« L’histoire du marquis de Baroncelli-Javon, Lou Marqués, c’est avant tout l’histoire d’une utopie. Une utopie qui a cette particularité d’avoir été réalisée.

Une utopie réalisée, c’est assez rare mais Folco de Baroncelli avait un rêve un idéal et les circonstances de sa vie, plutôt originale, ont fait que ce rêve s’est réalisé.

En remportant l’adhésion des camarguais et plus largement des provençaux et des méridionaux, il a façonné un espace, la Camargue, et un esprit.
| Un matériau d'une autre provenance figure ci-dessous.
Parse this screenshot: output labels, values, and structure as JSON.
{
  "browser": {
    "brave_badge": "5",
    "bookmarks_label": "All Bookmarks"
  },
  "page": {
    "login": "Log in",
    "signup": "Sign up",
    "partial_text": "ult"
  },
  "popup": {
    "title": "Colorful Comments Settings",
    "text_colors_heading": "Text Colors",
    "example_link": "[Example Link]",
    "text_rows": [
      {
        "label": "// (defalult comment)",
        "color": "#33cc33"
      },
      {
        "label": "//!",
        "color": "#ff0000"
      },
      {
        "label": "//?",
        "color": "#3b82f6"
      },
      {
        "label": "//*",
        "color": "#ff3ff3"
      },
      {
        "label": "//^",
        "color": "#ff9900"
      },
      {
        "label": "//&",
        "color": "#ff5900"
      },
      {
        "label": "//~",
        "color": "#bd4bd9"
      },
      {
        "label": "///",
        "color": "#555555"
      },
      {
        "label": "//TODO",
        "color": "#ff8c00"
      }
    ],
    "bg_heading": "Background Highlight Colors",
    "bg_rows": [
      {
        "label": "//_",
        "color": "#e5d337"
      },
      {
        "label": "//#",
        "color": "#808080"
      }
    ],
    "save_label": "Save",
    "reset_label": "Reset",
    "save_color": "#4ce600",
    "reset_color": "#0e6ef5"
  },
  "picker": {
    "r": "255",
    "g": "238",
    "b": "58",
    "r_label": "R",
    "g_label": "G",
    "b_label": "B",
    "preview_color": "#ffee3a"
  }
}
La Camargue lui doit beaucoup, lui doit tout ou presque. Il a révélé son âme, il lui a donné son identité, sa notoriété, son périmètre sanctuarisé. Il l’a valorisée et magnifiée. »

C’est par ces mots laudateurs mais tellement justes qu’Annelyse Chevalier a commencé sa conférence sur l’illustre écrivain et manadier, Folco de Baroncelli. Une conférence intitulée : Folco de Baroncelli et les taureaux.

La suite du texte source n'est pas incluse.